The river was cold and dark and my breathing reflected the chilly fear. There are gators here though the chances of me seeing one were slim due to the cold temperatures. Even if I were lucky enough, it was unlikely that a gator would bother me. Still there was this kernel of fear in the back of my mind that came from being in unfamiliar, dark, cold water and it fueled an active imagination. My breathing slowed as the first water into the wetsuit warmed and I controlled my anxiety.
Everything glowed red and cypress knees rose from the bottom like mountains in a hobbit middle earth world. The journey was rewarded with a completely new view. Even if I saw nothing else, this scene was worth it.
I hoped to watch a bowfin since I have never seen one. The cold water meant that fish wouldn’t be very active so I searched for some hiding in the woody debris covered bottom. There could be a dozen looking back at me from well camouflaged positions and I wouldn’t know it. I saw some spent Asian clam shells scattered on the bottom, but no fish. Finally just as I was getting out of the water due to cold numbed hands and feet, I saw a school of some kind of juvenile fish hold over a shallow sand bar.

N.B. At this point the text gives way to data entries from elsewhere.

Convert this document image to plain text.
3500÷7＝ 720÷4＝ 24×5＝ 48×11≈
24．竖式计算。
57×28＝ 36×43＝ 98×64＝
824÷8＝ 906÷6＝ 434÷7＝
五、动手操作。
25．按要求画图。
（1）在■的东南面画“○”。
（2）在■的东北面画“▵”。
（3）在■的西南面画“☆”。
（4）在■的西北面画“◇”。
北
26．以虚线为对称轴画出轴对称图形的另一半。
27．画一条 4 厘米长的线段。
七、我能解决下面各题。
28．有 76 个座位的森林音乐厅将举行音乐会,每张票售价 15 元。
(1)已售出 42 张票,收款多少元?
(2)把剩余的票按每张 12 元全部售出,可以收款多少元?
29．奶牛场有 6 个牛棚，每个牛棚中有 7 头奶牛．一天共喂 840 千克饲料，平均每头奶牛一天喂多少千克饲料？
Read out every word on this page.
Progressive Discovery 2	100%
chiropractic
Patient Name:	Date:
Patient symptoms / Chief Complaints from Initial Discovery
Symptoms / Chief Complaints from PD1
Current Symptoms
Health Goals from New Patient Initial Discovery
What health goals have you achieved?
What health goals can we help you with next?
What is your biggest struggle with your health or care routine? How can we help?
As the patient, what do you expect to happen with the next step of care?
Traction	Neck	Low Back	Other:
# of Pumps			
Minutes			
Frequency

The Edisto’s label of longest free-flowing blackwater river unfortunately doesn’t guarantee this amazing rivers protection. People are competing for its water. Its fish are contaminated with heavy metals and other pollutants so that the consumption of some species can cause health problems. It receives unhealthy runoff and wastewater discharge. But we have come too far to give up on the Edisto, just like we have come too far to give up on protecting any river. The issues facing the Edisto generically face just about every river. Fracking places countless rivers at risk and needs to stop. We each need to take responsibility for the non-point sources of our pollution and correct it. Install rain barrels. Plant rain gardens and planters. Urge local officials to retrofit out dated storm water management systems to better control and filter runoff, and let your elected officials know that the quality of our rivers and streams are important to you. Get involved with your local conservation group, or the group working to protect your favorite river like the Friends of the Edisto. Finally, get into your local rivers and streams and appreciate them for what they are. You will be rewarded with a completely new view. We have come too far not to.